L'installation n'influe pas sur son environnement. La distance entre ses pales est grande et leur vitesse est faible, à peine 2 à 3 fois la vitesse du courant, ce qui ne trouble pas la faune aquatique. L'installation peut être remorquée, montée et démontée sans peine.
Selon les estimations, la puissance optimale d'un ensemble unitaire de ces machines peut atteindre 20 à 75 MW voire plus, sur un détroit entre un bassin et la mer, là où les vitesses sont assez grandes (2 à 4 m/s). De telles vitesses de courant se rencontrent à plusieurs endroit en Russie, sur les mers européennes, etc. Certes, la puissance des turbines varie selon le temps, mais l'utilisation en réseau de plusieurs installations espacées les unes des autres permet de lisser la production d'énergie.
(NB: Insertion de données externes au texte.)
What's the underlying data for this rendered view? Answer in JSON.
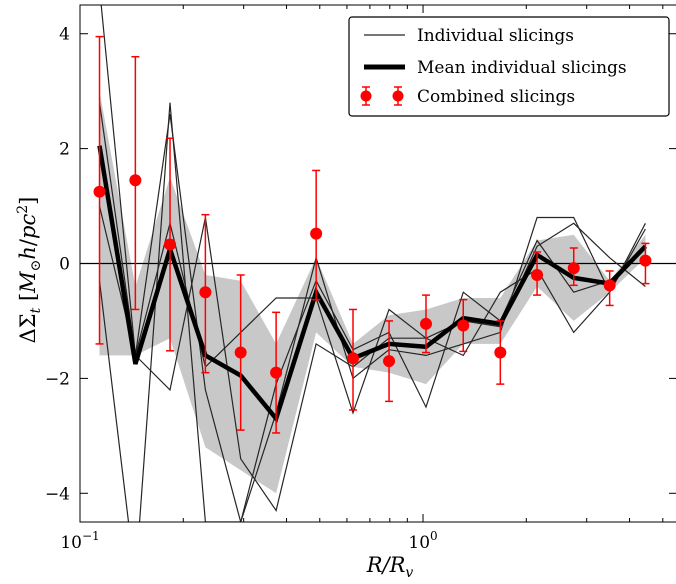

La construction de centrales à énergie marémotrice permettrait de modifier qualitativement la carte énergétique de la Russie. Une simple centrale de nouvelle génération, installée en mer d'Okhotsk dans la baie de la Pènjina pourrait atteindre les 165 GW et fournir près de 312 TW.h sur un an, soit 30% de la production totale électrique russe actuelle. (Note : je n'ai pas trouvé sur le web d'autres documents confirmant les chiffres avancés!)
Selon M Liatkher, "la mise en fonctionnement de stations électriques du type proposé ne réclame pas beaucoup de temps et n'engendre pas de problèmes écologiques. Cette tâche peut et doit, avec un minimum de risques, être commencée sans délai."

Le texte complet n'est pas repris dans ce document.